Erdoğan visited a camp for the displaced and a hospital in Mogadishu, which more than 100,000 people have recently fled to seek relief from the drought. He said Turkey would establish a field hospital in this area within a short period of time and also instructed officials in Turkey’s Red Crescent to provide water so that refugees can bathe.

Passengers on a plane carrying a delegation that was to accompany Erdoğan had a narrow escape when they landed at Mogadishu airport as the right wing of the aircraft scraped the runway. No one was injured among the delegation, which included business leaders, lawmakers, musicians and security guards. Stray dogs walking across the airport were cited as the cause of the near accident. Turkish Airlines has sent another plane for the return of the group.

The visit follows Wednesday’s meeting in Istanbul of members of the Organization of Islamic Cooperation, or OIC, who pledged to donate $350 million to assist drought- and famine-stricken Somalis.

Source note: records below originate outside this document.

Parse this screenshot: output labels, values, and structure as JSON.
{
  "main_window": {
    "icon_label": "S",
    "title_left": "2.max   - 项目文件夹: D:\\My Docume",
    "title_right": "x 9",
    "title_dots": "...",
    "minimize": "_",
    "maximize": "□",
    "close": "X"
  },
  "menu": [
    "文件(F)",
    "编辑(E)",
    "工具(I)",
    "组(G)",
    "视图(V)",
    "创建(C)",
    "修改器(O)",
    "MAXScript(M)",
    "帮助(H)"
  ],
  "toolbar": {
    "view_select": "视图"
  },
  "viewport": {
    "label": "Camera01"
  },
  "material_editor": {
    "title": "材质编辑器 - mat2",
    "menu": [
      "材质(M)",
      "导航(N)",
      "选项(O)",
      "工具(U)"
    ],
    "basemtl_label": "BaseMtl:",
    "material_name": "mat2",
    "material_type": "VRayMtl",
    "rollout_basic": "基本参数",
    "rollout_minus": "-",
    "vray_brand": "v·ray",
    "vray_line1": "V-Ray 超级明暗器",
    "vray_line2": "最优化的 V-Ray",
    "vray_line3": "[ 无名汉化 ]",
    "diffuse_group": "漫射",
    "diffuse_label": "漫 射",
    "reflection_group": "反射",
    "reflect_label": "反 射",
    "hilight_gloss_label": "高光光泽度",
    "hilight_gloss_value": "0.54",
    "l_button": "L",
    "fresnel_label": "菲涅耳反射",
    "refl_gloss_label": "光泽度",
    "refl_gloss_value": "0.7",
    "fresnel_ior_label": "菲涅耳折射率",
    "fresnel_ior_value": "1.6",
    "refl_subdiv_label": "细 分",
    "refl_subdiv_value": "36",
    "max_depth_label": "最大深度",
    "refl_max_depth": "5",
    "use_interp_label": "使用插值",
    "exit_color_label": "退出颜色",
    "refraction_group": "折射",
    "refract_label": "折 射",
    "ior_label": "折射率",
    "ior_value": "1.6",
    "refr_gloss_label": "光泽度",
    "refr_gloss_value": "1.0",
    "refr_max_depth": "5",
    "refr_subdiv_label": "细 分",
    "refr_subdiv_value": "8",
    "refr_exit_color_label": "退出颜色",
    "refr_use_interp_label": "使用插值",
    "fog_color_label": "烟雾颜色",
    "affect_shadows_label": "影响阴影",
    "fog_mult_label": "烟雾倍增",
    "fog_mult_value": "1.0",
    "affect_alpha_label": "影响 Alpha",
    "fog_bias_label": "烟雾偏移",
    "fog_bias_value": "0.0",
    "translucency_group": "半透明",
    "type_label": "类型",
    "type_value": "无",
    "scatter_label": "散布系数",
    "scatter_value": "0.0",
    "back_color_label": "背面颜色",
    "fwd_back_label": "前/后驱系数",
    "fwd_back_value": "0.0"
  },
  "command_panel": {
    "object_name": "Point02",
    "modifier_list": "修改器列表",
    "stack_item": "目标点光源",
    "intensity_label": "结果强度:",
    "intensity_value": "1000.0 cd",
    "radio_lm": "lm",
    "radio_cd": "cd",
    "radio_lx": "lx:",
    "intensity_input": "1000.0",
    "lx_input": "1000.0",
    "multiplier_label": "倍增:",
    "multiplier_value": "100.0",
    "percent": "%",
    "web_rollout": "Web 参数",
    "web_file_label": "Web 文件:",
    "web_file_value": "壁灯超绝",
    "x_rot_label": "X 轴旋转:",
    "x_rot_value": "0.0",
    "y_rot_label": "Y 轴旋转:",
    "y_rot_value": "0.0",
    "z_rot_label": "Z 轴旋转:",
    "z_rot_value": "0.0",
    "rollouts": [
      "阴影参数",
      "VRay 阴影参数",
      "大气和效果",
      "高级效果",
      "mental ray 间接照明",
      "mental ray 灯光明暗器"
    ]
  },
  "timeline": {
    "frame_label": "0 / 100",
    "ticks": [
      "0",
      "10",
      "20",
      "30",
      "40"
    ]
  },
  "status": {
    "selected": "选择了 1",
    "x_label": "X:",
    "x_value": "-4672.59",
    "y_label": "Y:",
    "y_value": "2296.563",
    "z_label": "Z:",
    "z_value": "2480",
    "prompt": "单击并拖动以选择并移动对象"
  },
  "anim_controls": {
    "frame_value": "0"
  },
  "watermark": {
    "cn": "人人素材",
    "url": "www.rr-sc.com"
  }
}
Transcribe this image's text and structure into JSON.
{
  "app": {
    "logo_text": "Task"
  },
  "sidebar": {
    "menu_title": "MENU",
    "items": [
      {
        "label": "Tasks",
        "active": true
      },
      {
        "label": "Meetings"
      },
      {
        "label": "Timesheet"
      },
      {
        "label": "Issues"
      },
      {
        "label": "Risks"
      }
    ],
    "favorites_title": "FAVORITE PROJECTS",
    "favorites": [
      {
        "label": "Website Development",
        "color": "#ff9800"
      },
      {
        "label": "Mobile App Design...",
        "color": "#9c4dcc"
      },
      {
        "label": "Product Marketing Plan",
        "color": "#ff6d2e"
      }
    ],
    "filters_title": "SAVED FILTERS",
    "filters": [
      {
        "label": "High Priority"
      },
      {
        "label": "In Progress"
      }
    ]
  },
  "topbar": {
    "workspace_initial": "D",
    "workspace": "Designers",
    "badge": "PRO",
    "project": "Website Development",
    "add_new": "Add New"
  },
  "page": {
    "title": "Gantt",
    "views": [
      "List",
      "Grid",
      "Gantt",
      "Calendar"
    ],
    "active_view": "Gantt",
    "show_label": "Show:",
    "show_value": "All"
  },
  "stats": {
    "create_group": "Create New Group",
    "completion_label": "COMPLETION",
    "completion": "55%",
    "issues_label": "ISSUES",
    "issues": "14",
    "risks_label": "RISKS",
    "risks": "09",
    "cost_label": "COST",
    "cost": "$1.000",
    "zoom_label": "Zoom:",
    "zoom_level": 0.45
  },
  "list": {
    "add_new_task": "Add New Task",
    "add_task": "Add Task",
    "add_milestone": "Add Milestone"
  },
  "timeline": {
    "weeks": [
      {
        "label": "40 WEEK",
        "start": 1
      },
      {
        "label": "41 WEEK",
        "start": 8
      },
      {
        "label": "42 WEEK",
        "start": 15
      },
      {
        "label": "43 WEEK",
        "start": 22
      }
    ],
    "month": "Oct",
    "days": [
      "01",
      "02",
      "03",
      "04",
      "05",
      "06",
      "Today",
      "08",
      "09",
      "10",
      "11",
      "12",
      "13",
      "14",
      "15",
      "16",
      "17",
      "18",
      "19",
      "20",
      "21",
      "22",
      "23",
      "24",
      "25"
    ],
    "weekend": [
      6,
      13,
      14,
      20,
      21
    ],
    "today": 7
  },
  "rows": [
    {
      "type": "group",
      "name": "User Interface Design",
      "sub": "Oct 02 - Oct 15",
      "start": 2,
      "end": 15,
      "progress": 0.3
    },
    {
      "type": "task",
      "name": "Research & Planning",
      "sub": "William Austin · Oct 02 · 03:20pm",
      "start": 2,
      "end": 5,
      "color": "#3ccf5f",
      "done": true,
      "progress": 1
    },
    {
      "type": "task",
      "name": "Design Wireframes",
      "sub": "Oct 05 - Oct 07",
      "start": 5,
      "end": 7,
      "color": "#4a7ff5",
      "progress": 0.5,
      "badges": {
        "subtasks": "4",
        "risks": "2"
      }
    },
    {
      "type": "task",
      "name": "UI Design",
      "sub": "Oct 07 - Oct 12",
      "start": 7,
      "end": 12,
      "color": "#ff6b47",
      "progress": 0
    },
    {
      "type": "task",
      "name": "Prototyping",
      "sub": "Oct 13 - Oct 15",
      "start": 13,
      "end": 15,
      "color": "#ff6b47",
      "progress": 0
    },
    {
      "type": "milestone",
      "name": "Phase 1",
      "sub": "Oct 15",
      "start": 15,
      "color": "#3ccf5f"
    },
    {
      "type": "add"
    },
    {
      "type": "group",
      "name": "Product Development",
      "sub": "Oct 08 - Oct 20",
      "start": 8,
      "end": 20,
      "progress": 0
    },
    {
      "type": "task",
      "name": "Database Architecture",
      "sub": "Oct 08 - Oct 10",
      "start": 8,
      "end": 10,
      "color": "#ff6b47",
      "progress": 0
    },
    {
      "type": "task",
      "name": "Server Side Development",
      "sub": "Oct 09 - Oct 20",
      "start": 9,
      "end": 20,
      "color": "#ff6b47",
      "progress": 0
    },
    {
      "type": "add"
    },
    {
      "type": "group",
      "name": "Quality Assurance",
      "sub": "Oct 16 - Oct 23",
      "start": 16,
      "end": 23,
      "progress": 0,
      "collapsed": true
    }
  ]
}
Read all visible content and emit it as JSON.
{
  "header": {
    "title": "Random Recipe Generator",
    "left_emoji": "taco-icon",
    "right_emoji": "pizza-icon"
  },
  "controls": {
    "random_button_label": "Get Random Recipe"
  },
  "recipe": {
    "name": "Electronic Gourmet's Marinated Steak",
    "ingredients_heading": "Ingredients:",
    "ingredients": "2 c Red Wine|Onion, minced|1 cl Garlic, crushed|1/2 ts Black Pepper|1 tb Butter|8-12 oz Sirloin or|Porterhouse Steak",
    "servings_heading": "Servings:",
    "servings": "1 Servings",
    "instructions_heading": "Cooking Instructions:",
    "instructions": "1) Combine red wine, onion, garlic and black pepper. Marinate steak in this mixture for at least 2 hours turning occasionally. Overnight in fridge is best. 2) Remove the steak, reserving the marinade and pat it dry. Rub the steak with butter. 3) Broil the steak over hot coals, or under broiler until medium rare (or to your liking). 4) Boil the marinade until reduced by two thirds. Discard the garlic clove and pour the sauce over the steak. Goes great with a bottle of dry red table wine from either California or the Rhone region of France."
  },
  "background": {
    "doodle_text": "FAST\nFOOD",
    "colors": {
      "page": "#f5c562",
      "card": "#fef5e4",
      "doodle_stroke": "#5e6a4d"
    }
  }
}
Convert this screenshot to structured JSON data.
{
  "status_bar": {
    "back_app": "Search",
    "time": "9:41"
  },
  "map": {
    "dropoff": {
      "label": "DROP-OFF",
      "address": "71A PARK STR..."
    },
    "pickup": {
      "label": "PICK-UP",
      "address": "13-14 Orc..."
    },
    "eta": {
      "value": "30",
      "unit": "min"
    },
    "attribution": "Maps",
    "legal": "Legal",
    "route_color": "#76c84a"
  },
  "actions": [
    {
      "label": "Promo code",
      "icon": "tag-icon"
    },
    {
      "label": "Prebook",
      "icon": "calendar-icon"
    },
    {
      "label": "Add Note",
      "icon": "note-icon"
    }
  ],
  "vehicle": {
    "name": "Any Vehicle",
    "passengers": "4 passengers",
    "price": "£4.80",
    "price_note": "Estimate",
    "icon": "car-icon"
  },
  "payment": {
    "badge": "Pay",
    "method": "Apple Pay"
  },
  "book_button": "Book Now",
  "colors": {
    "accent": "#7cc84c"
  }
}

Turkey alone has already donated $150 million in the aid campaign for Somalia. Turkish Foreign Minister Ahmet Davutoğlu said there was no reason that Somalia could not recover from its problems.

Turkey’s official visit and aid work in Somalia should be a beacon to the world, Davutoğlu said along with Deputy Somali Prime Minister Said Korshel, adding that people should come to Somalia and help the country recover. With the steps it took and with its visit, Turkey has changed the perception that nobody can come to Somalia, Korshel said, thanking the Turkish government, its people and Erdoğan for the visit.

Relief agencies have boosted aid delivery to the affected population, but insecurity in one of the world’s most dangerous countries is hobbling wider distribution efforts.

Compiled from AA and AFP by the Daily News staff.